Thanks to having to go through the BTSA (Beginning Teacher Support and Assessment) program, I have had a lot of time to reflect on my teaching practices.  I discovered this year that while I do a lot of self-reflection, my biggest question is always, and most likely will always be, how does my style define me as an educator?  How would I best describe my teaching style?  How do I see my teaching style best benefitting my students?

Well, at the end of the BTSA program (I'm done with BTSA forever!  Woo hoo!!) we have to give a presentation outlining some of the things we have learned in the course of the two year program.  One thing stuck out to me the most.

BTSA really encouraged me to not be afraid to change things up in my classroom as frequently and as necessarily as I see fit.  And believe me, I did.  By the time the two years were done I was using GLAD strategies, SIOP strategies, SDAIE strategies, language boards, math boards, spiraling techniques, Rick Morris strategies, Teach Like a Champion strategies, Montessori strategies, cooperative learning, independent work, common core assessments, etc.  Just to name a few.  Now, many of you reading this are probably thinking, "Well duh, Maestra.  If you are a good teacher in general, you will utilize as many strategies and pedagogies."  And yes, you are correct.  At the core of my being, I believe you need to use as many of these strategies as possible.  However, here is where my experience kicks in.

I noticed this year that if you stick to one of those strategies for a particular area of learning, you will lose your students' engagement.  If you switch up your strategies too often you become hard to follow and distracting.  Both produce results that are the exact opposite of what you ideally want in your classroom.

So what is the solution?  Simply put, you must become the student whisperer.  You may think I'm joking, but I am quite serious.  Learn to read your class, their collective interests as well as individual interests, what works for them and what does not.  Keep your teaching style organic.

Organic learning is what our students do.  Especially at the primary level, most kids do not learn linearly.  They learn based on their interests.  So pique them.  Ebb and flow with them as much as you can and weave your standards in to those lessons.

For example, we did this awesome unit on bumble bees.  I was not intending to do it at all - I was wanting to do the more classic butterfly life cycle (which we are now doing, have no fear).  However, after a bee hive came to visit us at school and I saw the excitement in my classroom, I developed a bee unit overnight (and every night until we finished).  I had been wanting to try making lapbooks with my kiddos and this was the perfect opportunity to do it.  They loved it, and it was the perfect segue into the butterfly life cycle.

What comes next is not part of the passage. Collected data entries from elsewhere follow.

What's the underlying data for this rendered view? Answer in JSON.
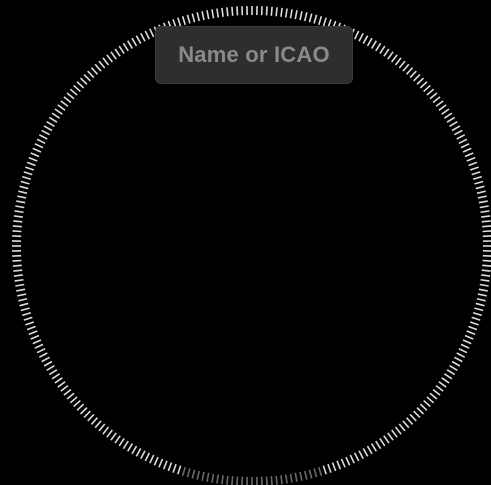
{
  "search": {
    "placeholder": "Name or ICAO",
    "value": ""
  },
  "dial": {
    "icon": "circular-tick-bezel",
    "tick_color": "#dcdcdc",
    "tick_dim_color": "#6a6a6a"
  },
  "colors": {
    "background": "#000000",
    "field_background": "#2e2e2e",
    "placeholder_text": "#8a8a8a"
  }
}
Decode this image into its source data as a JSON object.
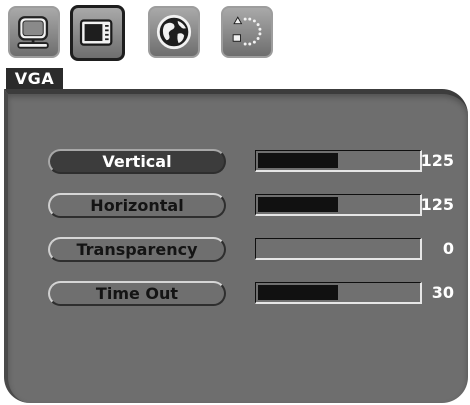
{
  "tabs": [
    {
      "icon": "monitor-icon",
      "selected": false
    },
    {
      "icon": "osd-settings-icon",
      "selected": true
    },
    {
      "icon": "globe-icon",
      "selected": false
    },
    {
      "icon": "misc-settings-icon",
      "selected": false
    }
  ],
  "source_label": "VGA",
  "settings": [
    {
      "label": "Vertical",
      "value": "125",
      "level": 0.5,
      "active": true
    },
    {
      "label": "Horizontal",
      "value": "125",
      "level": 0.5,
      "active": false
    },
    {
      "label": "Transparency",
      "value": "0",
      "level": 0,
      "active": false
    },
    {
      "label": "Time Out",
      "value": "30",
      "level": 0.5,
      "active": false
    }
  ],
  "colors": {
    "panel": "#6e6e6e",
    "bar_fill": "#111111",
    "active_pill": "#3c3c3c",
    "value_text": "#ffffff"
  }
}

Now, I'm not saying base your classroom entirely on your children's desires and interests.  If we did that, we would spend half the year talking about farts and Captain Underpants.  Very few students will tell you that they WANT to learn about addition and fractions.  But we have to do it.  So find their interests and weave it in organically.  Ebb and flow with them.  If their interests start to wean from maps, find a new interest to teach the same math concept, the same social studies concept, the same science concept, whatever you need.

Yes, this sounds a lot like thematic planning, and you would be right in many ways.  But you must keep it organic.

Some things MUST STAY THE SAME THE ENTIRE YEAR.  Classroom management cannot be changing all the time - you will lose your students quicker than you thought was humanly possible.  Keep that  the same throughout and you are free to experiment and play with different instructional strategies.

I cannot stress enough how important I have found it to keep my teaching style organic.  If I am getting bored, the students probably are too.  If the students are getting bored, I will get bored too.  If I use the same strategy for too long, I lose steam and so do the kids.  It comes down to intuition and knowing your students.  Figure that out and you've found the golden ticket.